Ange Mlinko (USA) 1969

Ange Mlinko (USA)

Ange Mlinko was born and raised in the Philadelphia area. She earned her under-graduate degree in Philosophy and Math-ematics at St. John's College in Annapolis, Maryland and an M.F.A. in Creative Writing from Brown University.

     In 1996 Lift Books published a chapbook, Immediate Orgy and Audit.
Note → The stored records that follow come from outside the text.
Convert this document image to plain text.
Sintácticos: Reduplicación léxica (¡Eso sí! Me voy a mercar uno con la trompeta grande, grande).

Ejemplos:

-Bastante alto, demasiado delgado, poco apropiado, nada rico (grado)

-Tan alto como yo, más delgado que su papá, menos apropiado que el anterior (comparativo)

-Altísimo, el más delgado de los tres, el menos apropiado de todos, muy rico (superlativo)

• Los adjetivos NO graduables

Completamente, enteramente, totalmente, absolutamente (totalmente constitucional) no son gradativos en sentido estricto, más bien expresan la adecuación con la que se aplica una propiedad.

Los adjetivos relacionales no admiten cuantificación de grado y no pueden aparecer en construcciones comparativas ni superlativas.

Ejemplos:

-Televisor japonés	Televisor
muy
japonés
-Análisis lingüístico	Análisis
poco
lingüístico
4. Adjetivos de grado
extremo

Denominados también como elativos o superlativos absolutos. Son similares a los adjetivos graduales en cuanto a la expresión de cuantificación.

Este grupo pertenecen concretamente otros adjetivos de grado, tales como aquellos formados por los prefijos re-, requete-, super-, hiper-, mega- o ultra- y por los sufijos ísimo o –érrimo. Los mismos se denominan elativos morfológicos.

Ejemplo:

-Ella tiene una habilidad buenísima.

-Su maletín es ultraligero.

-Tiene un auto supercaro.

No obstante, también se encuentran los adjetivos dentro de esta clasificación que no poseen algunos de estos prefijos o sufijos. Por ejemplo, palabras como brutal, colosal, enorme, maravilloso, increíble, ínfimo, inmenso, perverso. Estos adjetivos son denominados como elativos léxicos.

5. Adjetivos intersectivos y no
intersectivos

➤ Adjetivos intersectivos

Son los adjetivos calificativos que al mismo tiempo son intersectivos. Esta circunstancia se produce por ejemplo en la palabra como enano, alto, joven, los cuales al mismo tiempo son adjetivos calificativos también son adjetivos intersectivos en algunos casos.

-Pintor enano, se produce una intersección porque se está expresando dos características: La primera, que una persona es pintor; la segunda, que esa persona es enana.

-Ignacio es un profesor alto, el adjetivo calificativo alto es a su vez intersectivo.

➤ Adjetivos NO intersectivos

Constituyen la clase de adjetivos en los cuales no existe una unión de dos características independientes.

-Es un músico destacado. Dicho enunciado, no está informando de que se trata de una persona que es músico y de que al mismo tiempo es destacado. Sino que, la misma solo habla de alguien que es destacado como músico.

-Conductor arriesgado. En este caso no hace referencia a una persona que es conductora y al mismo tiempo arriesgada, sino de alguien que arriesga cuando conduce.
It attracted the attention of the Boston-based publisher Roland Pease, whose Zoland Books brought out her first full-length book Matinees in 1999. It received a starred review from Publishers Weekly and was named one of its Best Books at the end of that year.  
     Her second volume, Starred Wire, was selected for the 2004 National Poetry Series by Bob Holman for Coffee House Books . It was also a finalist for the James Laughlin Award, and garnered mentions in national publications.
     Mlinko's poetry is often linked to the influence of Frank O'Hara and John Ashbery, with its love of language and urban contemporary life, but she thinks of herself as reverse-engineering the New York School back to Marianne Moore, Stevens, Williams, and Crane and then bringing it all back to the very brink of the present. In 2014-15 Mlinko was a Guggenheim Fellow.


Immediate Orgy and Audit (Boston: Lift Books, 1996); Matinees (Boston: Zoland Books, 1999); Starred Wire (Minneapolis: Coffee House Books, 2004); The Children's Museum (Prefontine Press, 2007); Shoulder Season (Minneapolis: Coffee House Press, 2010); Marvelous Things Overheard (New York: Farrar, Straus and Giroux, 2013); Distant Mandate (New York: Farrar, Straus, and Giroux, 2017); Venice (New York: Farrar, Straus, and Giroux, 2022)

Winner of the PIP Gertrude Stein Awards for Innovative Poetry in English

Everything’s Carousing

Even the baroque gets lost in it.
Grass vests the dirt lest wind, twanging the skyscrapers

that merely sleeve the elevators, as we go sleeveless
except for the atmosphere, file it under Oceans.

Recalling the equations derived for ballistics —
aiming cannonballs is not like squaring lintels,

and skyscrapers are all lintel.
There isn’t a straight line amidst all these that never meet;

I will write away for it. A sound that breaks
“the record and the tie with the most singles in a season.”

Sparrows petulantly, like petals, adding subtracting
to crumbstrewn cafe tables, then boarding the ferries.